Die Kleine hat recht. Genau so ist es!“
Manchmal kann es
heilsam sein, unser Leben wie in einem Spiegel zu sehen. Der Apostel
Jakobus schreibt: „Wer das Wort Gottes hört, aber nicht tut, der ist
ein Mensch, der sein leibliches Bild im Spiegel betrachtet. Er
beschaut sich selbst, geht weg und vergisst sogleich wie er aussah.
Wie reagieren
Sie, wenn Ihnen jemand einen Spiegel vorhält und meint: „Das gefällt
mir nicht an dir!“ Natürlich sind wir stolz darauf, wenn uns ein
Kompliment gemacht wird. Können Sie es aber ertragen, wenn Sie
jemand auf einen Fehler aufmerksam macht?
In unserem Leben
entscheiden nicht schöne Worte. In der Fastenzeit vernehmen wir den
Ruf zur Umkehr. Auch die Kleinigkeiten des Alltags sind damit
gemeint.
Samstag, 8. März
2008
Eine kleine
Geschichte, die uns nachdenklich stimmen kann: zwei Freunde hatten
ein Erkennungszeichen vereinbart. Sie trafen sich immer wieder auf
ihrem gemeinsamen langen Schulweg, an einer bestimmten Kreuzung. Wer
als erster kam, wartete auf den anderen, sonst aber hinterließ er
auf einer Steinbank einen Kieselstein. Lag der Stein noch unter der
Bank, so hieß das, der Freund war noch nicht das, ich soll noch auf
ihn warten.

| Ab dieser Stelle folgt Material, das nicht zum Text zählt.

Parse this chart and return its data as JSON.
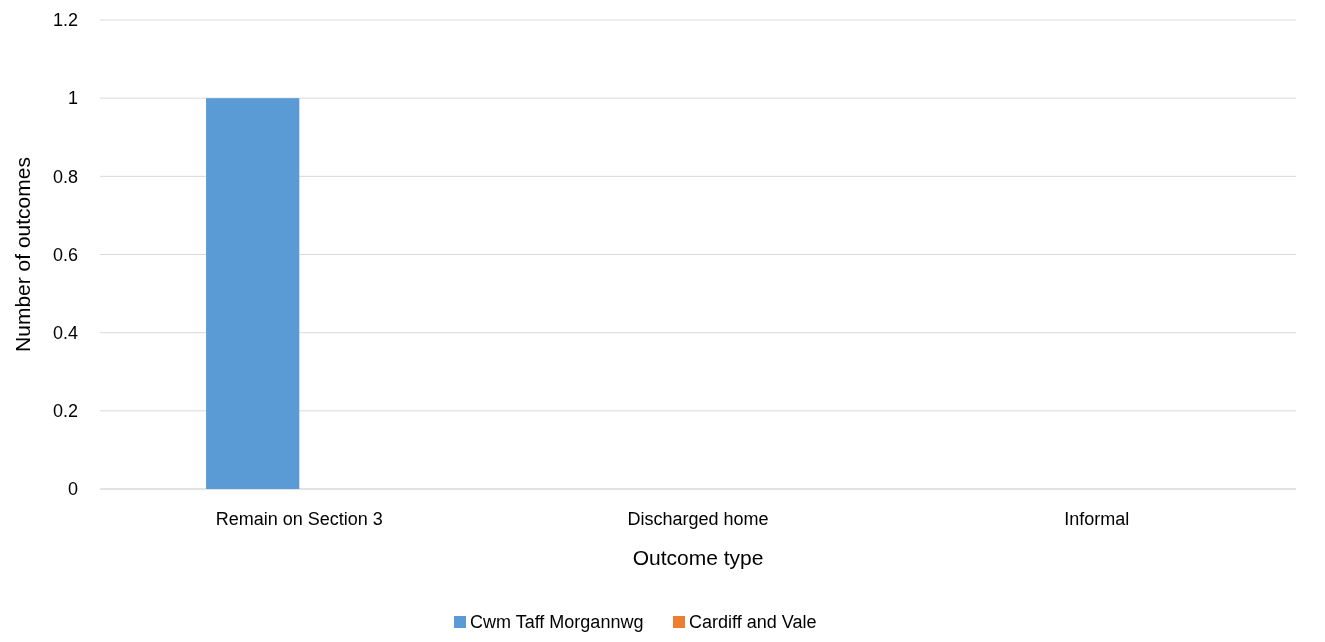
{
  "chart_data": {
    "type": "bar",
    "xlabel": "Outcome type",
    "ylabel": "Number of outcomes",
    "categories": [
      "Remain on Section 3",
      "Discharged home",
      "Informal"
    ],
    "series": [
      {
        "name": "Cwm Taff Morgannwg",
        "color": "#5b9bd5",
        "values": [
          1,
          0,
          0
        ]
      },
      {
        "name": "Cardiff and Vale",
        "color": "#ed7d31",
        "values": [
          0,
          0,
          0
        ]
      }
    ],
    "ylim": [
      0,
      1.2
    ],
    "yticks": [
      0,
      0.2,
      0.4,
      0.6,
      0.8,
      1,
      1.2
    ],
    "grid": "y",
    "legend": "bottom"
  }
}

Wer von denen, die vorbeikamen – vor allem, die mit dem
Rad oder dem Auto auf dieser Straße unterwegs waren, konnte die
Bedeutung des Kieselsteins erkennen? Es bedurfte der Augen ihrer
Freundschaft, nicht nur, um die Bedeutung des Steins zu erkennen,
sondern schon, um ihn überhaupt zu sehen. Jesus forderte die
Menschen auf, die Zeichen der Zeit zu erkennen. Er tadelte jene, die
zwar die Zeichen für das Eintreten einer bestimmten Witterung deuten
konnten, die Zeichen der Zeit aber nicht erkennen wollten. Wie ein
solcher Kieselstein das Zeichen der Freundschaft bedeutete und von
Außenstehenden nicht erkannt wurde, ist es auch mit den Zeichen, die
Gott uns in seiner Zurückhaltung gibt.
An den
zahlreichen Kreuzungen unseres Lebens – vor Entscheidungen im Beruf
– in der Familie – drängt sich Gott nicht auf. Die Nähe Gottes
bleibt diskret. Er respektiert den Menschen. Es bedarf auch hier der
Augen der Freundschaft mit Gott, um seine Zeichen zu erkennen.